Logical reasoning and deduction are the most important activity, in which mathematicians engage, that should be mirrored in the K-12 curriculum. The Standards should make it clear that careful logical reasoning and deduction are crucial not only for evaluating the results of the investigative and exploratory activities which it encourages, but also for the actual conduct of such activities in all but the most trivial cases. In addition, the Standards should encourage awareness about the explicit and implicit assumptions on which conclusions rest.

b. Some people have been skeptical of the notion that precursors of algebra should be included in the elementary grades. However, some activities in the elementary grades may form an important basis for later understanding of algebra. Is it reasonable to include algebraic concepts in the elementary school? Which concepts are important? What activities might be useful in helping students develop initial ideas about algebra?

This question seems to be designed to address one way or another the objections of some skeptics, in which case it would be helpful to know the nature of this skepticism, and in particular to have some description of the "precursors of algebra" whose introduction in the elementary grades is raising the hackles of these skeptics.

We suspect that this question is really about *symbolic* algebra. Given that, we favor the gentle introduction of the notion of variable quantities early in students' mathematical career in K-12. The use of variables are pervasive in our society and can be introduced in a natural way in the earliest grades. Indeed, the use of letters to represent numerical quantities shouldn't be treated as any more unusual than the use of words to represent objects and ideas.

Another interpretation is that this question is about algebra as viewed by the public, i.e., the laws governing addition and multiplication and their relationship, the negative numbers, and word problems. These, together with variables, are part of the "popular" conception about algebra. With this interpretation, our answer is the same: The ideas should be introduced early. Using a box or a circle or an "x" to hold the place for the name of a number we don't know yet, but hope to find out, one can start that with 6-year olds! The distributive law and the rest of the algebraic structure pack a lot more punch in algebra when their usefulness has been seen in earlier years. For example, the distributive law is what makes the standard algorithm for multiplication work. A good way to motivate the product of negative numbers, with proper preparation, is to assure that the "laws" that govern the arithmetic of nonnegative numbers also work for negative numbers.
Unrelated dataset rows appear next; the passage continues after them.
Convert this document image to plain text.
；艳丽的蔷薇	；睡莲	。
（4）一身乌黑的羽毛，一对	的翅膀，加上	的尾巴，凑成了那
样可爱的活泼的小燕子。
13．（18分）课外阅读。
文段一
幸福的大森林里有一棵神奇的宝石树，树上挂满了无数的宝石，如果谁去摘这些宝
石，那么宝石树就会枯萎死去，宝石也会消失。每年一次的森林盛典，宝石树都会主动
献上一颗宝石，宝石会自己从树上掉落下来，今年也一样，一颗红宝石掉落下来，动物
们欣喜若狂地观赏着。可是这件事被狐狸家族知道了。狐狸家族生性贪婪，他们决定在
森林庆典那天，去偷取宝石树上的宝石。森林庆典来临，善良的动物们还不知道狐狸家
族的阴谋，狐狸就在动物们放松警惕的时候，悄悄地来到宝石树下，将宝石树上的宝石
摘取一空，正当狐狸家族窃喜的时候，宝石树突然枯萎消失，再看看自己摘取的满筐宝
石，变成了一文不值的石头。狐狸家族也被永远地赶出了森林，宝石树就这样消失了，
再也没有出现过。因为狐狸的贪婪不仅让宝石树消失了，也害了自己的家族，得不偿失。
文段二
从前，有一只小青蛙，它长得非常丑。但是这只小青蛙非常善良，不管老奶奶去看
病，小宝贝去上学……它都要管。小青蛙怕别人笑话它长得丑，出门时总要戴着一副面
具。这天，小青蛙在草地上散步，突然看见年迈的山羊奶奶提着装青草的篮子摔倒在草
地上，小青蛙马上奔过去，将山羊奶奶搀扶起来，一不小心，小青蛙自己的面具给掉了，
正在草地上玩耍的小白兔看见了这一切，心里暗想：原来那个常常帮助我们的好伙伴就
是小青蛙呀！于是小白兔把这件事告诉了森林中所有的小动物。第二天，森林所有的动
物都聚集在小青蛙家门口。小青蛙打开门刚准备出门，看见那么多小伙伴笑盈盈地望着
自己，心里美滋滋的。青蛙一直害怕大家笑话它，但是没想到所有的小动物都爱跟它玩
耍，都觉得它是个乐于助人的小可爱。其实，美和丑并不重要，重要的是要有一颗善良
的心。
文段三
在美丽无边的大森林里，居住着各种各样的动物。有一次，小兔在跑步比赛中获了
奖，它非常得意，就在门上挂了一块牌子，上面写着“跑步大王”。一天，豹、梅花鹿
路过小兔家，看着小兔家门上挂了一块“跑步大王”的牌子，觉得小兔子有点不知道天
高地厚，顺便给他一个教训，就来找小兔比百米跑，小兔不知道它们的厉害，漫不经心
Also, the number line should be drawn so that it does NOT end at the left with a point labeled "0", but has points to the left of 0 which just have not yet been named.

In general, we advocate starting to sensitize students to mathematical language, especially with truth and falsity of quantified statements, at a very young age. Once variables have been introduced, questions requiring more and more logical sophistication can be posed in grades 7-12. One can start with ones like "For what values of x is 10x = x, or xx = 1 or 6x = x6?" which only require imagining what happens when x takes different values. Next, because it's easier for students to grasp the idea of counterexample than proof, one can go on to ask things like "True or false? For all real numbers a and b, (a+b)^2 = a^2+b^2. Justify your answer." Then one can ask questions like "Is the equation x(x+5) = x^2+5x true for all real numbers x? Justify your answer" which students can answer merely by citing a known property, such as the distributive law. Finally, one can ask students questions that require them to prove simple general statements. For instance: "Indicate whether the equation below is true for all values of a and b, for some values of a and b but not for others, or for no values of a and b. Justify your answer. a^2 + b^2 = -1." Besides those found in geometry courses, other appropriate problems for high school involve divisibility properties of integers, properties of rational numbers, properties of logarithms, one-to-one and onto functions, increasing and decreasing functions, and properties of trigonometric functions.